'It is as I said,' cried Sam. 'There's poor, mean-spirited creatures among you, as won't risk the loss of a day's pay for the common good, or put out a hand to help the less fortunate. I'd rather be buried alive, five feet under the earth, than I'd show cat so selfish.'

'What is the interest of one of us is the interest of all,' observed Stevens. 'And a strike, if we went into it, would either benefit us all in the end, or make us all suffer. It is sheer nonsense to attempt to make out that one man's interest is different from another's; our interests are the same. I'd vote for striking to-morrow, if I were sure we should come out of it with whole skins, and get what we struck for: but I must see that a bit clearer first.'

'How can we get it, unless we try for it?' demanded Sam. 'If the masters find we're all determined, they'll give in to us.

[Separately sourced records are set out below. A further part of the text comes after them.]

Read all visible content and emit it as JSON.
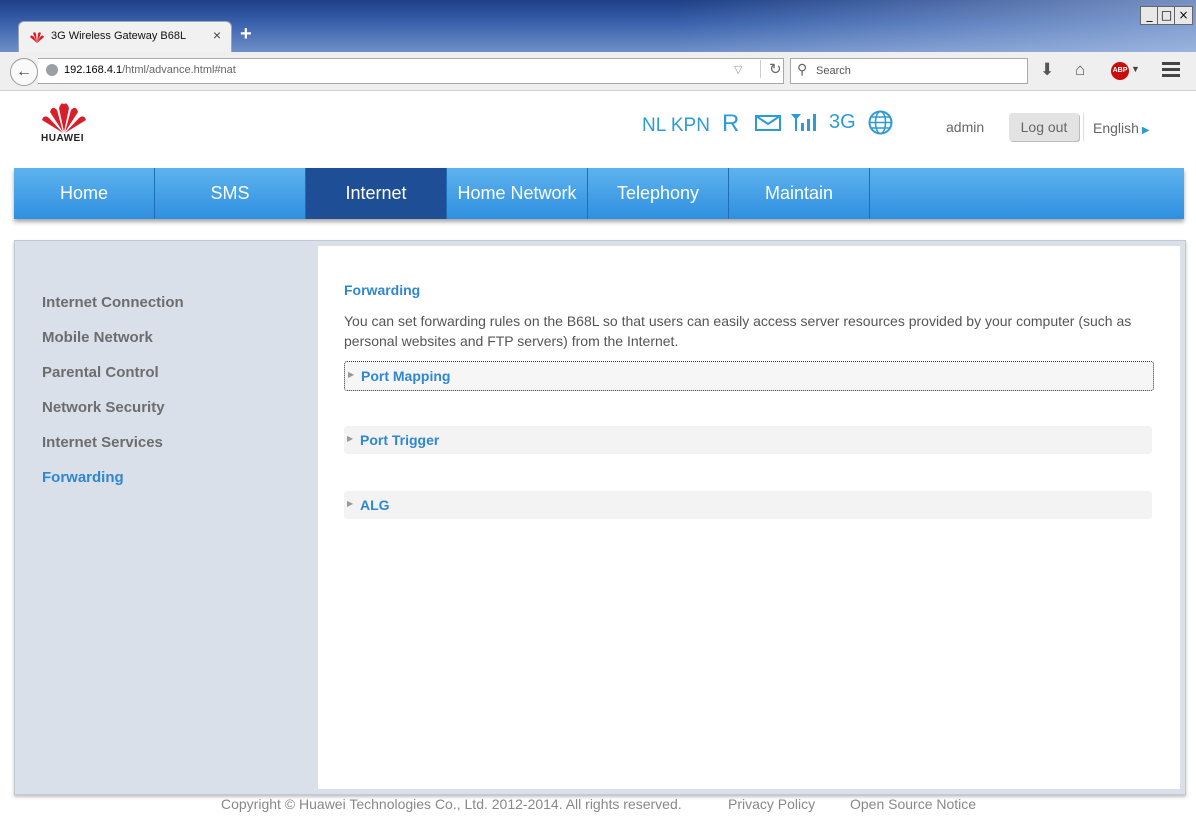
{
  "browser": {
    "tab_title": "3G Wireless Gateway B68L",
    "tab_close": "×",
    "new_tab": "+",
    "url_host": "192.168.4.1",
    "url_path": "/html/advance.html#nat",
    "search_placeholder": "Search",
    "window_buttons": [
      "_",
      "□",
      "×"
    ]
  },
  "header": {
    "brand": "HUAWEI",
    "status": {
      "operator": "NL KPN",
      "roaming": "R",
      "network_type": "3G"
    },
    "user": "admin",
    "logout_label": "Log out",
    "language": "English"
  },
  "nav": [
    {
      "label": "Home"
    },
    {
      "label": "SMS"
    },
    {
      "label": "Internet",
      "active": true
    },
    {
      "label": "Home Network"
    },
    {
      "label": "Telephony"
    },
    {
      "label": "Maintain"
    }
  ],
  "sidebar": {
    "items": [
      {
        "label": "Internet Connection"
      },
      {
        "label": "Mobile Network"
      },
      {
        "label": "Parental Control"
      },
      {
        "label": "Network Security"
      },
      {
        "label": "Internet Services"
      },
      {
        "label": "Forwarding",
        "active": true
      }
    ]
  },
  "main": {
    "title": "Forwarding",
    "description": "You can set forwarding rules on the B68L so that users can easily access server resources provided by your computer (such as personal websites and FTP servers) from the Internet.",
    "sections": [
      {
        "label": "Port Mapping"
      },
      {
        "label": "Port Trigger"
      },
      {
        "label": "ALG"
      }
    ]
  },
  "footer": {
    "copyright": "Copyright © Huawei Technologies Co., Ltd. 2012-2014. All rights reserved.",
    "privacy": "Privacy Policy",
    "open_source": "Open Source Notice"
  },
  "colors": {
    "accent": "#2f87d0",
    "nav_active": "#1e4f96",
    "nav_bg": "#2f8fe0"
  }
}
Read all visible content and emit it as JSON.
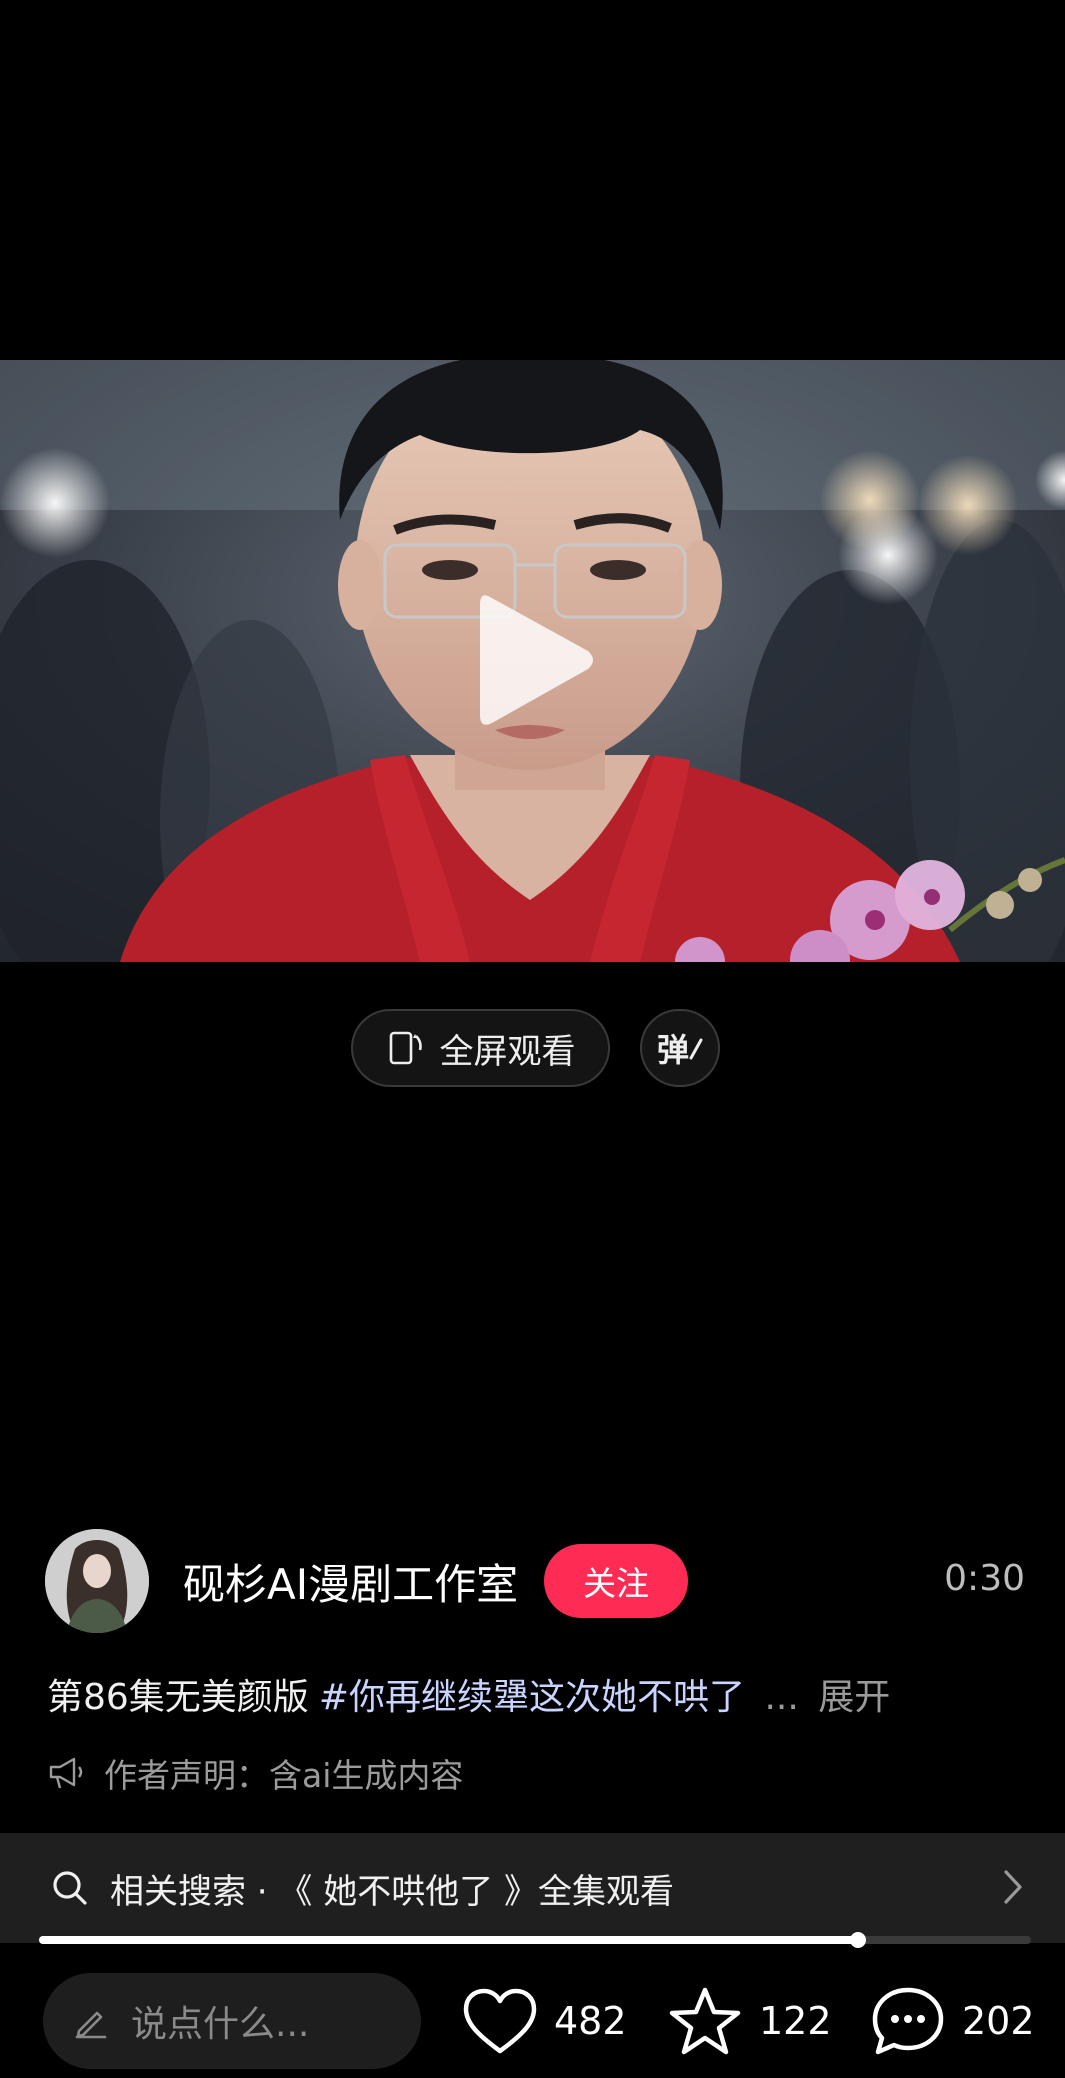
{
  "player": {
    "fullscreen_label": "全屏观看",
    "danmu_label": "弹",
    "progress": 0.826
  },
  "author": {
    "name": "砚杉AI漫剧工作室",
    "follow_label": "关注",
    "duration": "0:30"
  },
  "description": {
    "title": "第86集无美颜版",
    "hashtag": "#你再继续犟这次她不哄了",
    "ellipsis": "...",
    "expand_label": "展开"
  },
  "notice": {
    "text": "作者声明：含ai生成内容"
  },
  "related_search": {
    "text": "相关搜索 · 《 她不哄他了 》全集观看"
  },
  "bottom_bar": {
    "comment_placeholder": "说点什么...",
    "likes": "482",
    "favorites": "122",
    "comments": "202"
  },
  "colors": {
    "background": "#000000",
    "follow": "#fe2c55",
    "hashtag": "#c9d4ff"
  }
}
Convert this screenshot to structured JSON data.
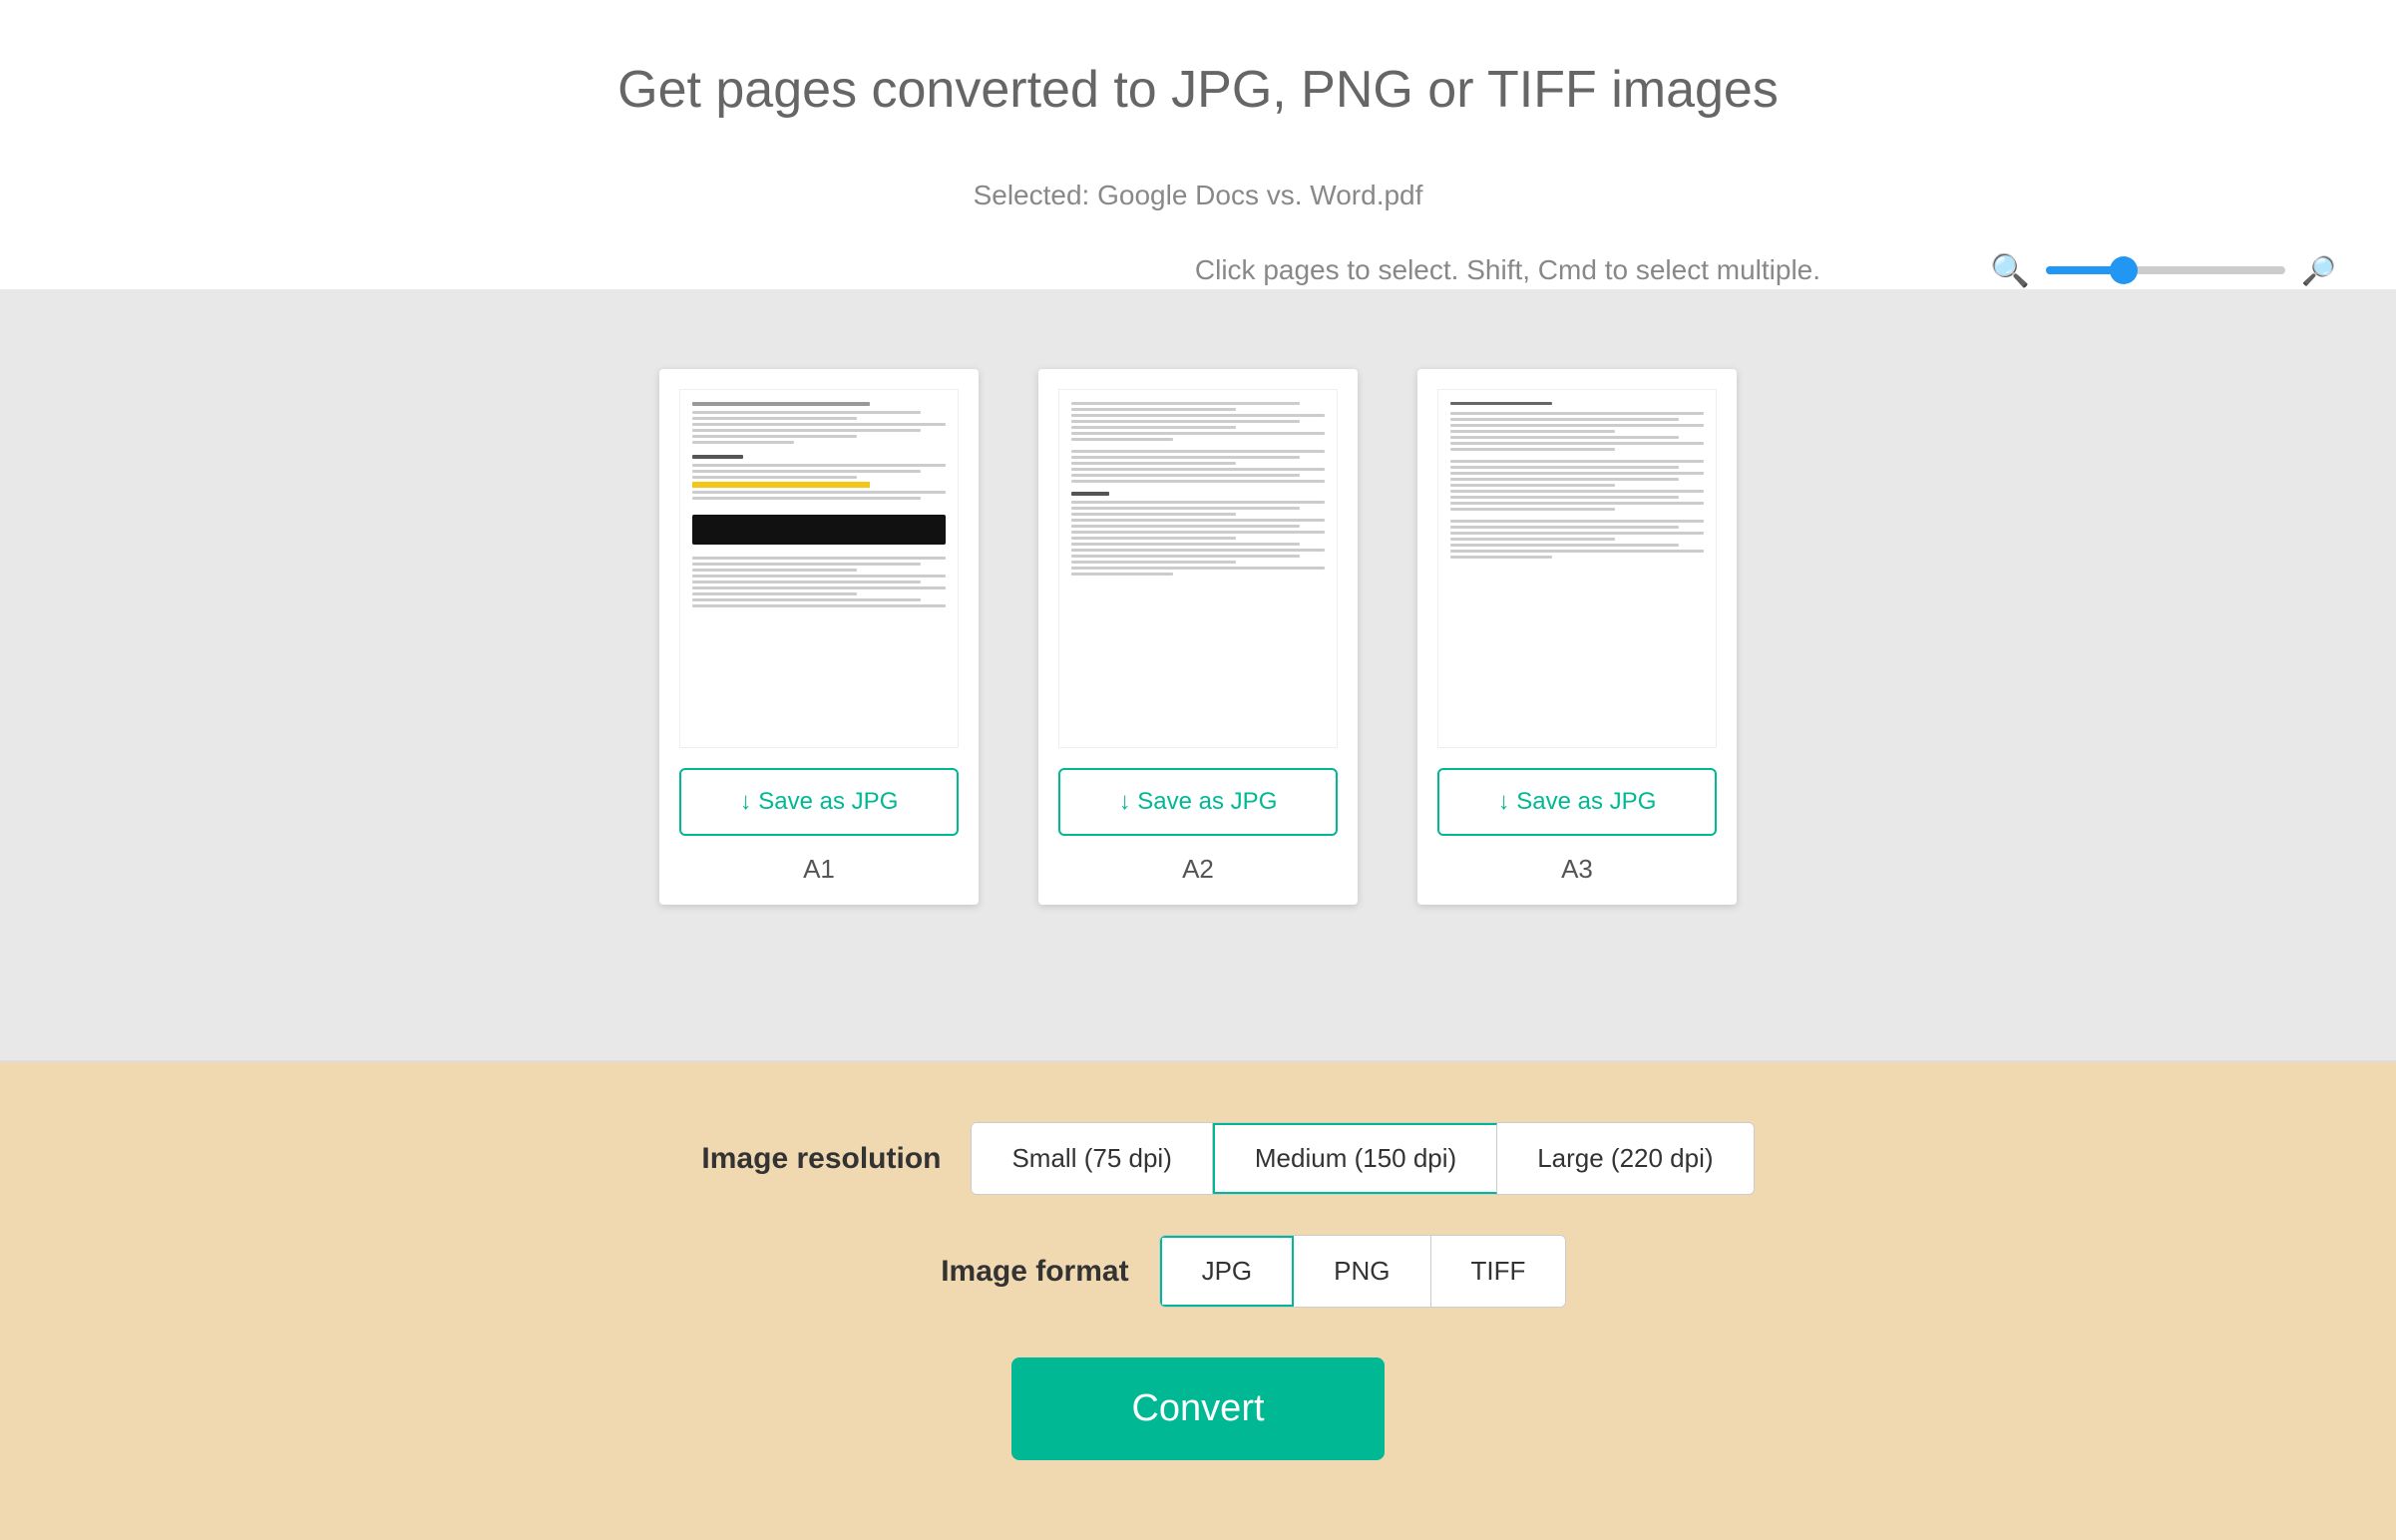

I appeal to you all'—raising his hands over the room—'whether the masters can do without us?'

'That has got to be seen,' said Peter Quale, significantly. 'One thing is plain: we could not do without them.'

'Nor they without us—nor they without us,' struck in voices from various parts of the barn.

'Then why shilly-shally about the question of a strike?' asked Sam of the barn, in a glib tone of reason. 'If a universal strike were on, the masters would pretty soon make terms that would end it. Why, a six months' strike would drive half of them into the Gazette——'

'But it might drive us into the workhouse at the same time,' interrupted John Baxendale.

'Let me finish,' went on Sam; 'it's not perlite to take up a man in the middle of a sentence. I say that a six months' strike would send many of the masters to the bankruptcy court. Well now, there has been a question debated among us'—Sam lowered his voice—'whether it would not be policy to let things go on quietly, as they are, till next spring——'

'A question among who?' interposed Peter Quale, regardless of the reproof just administered to John Baxendale.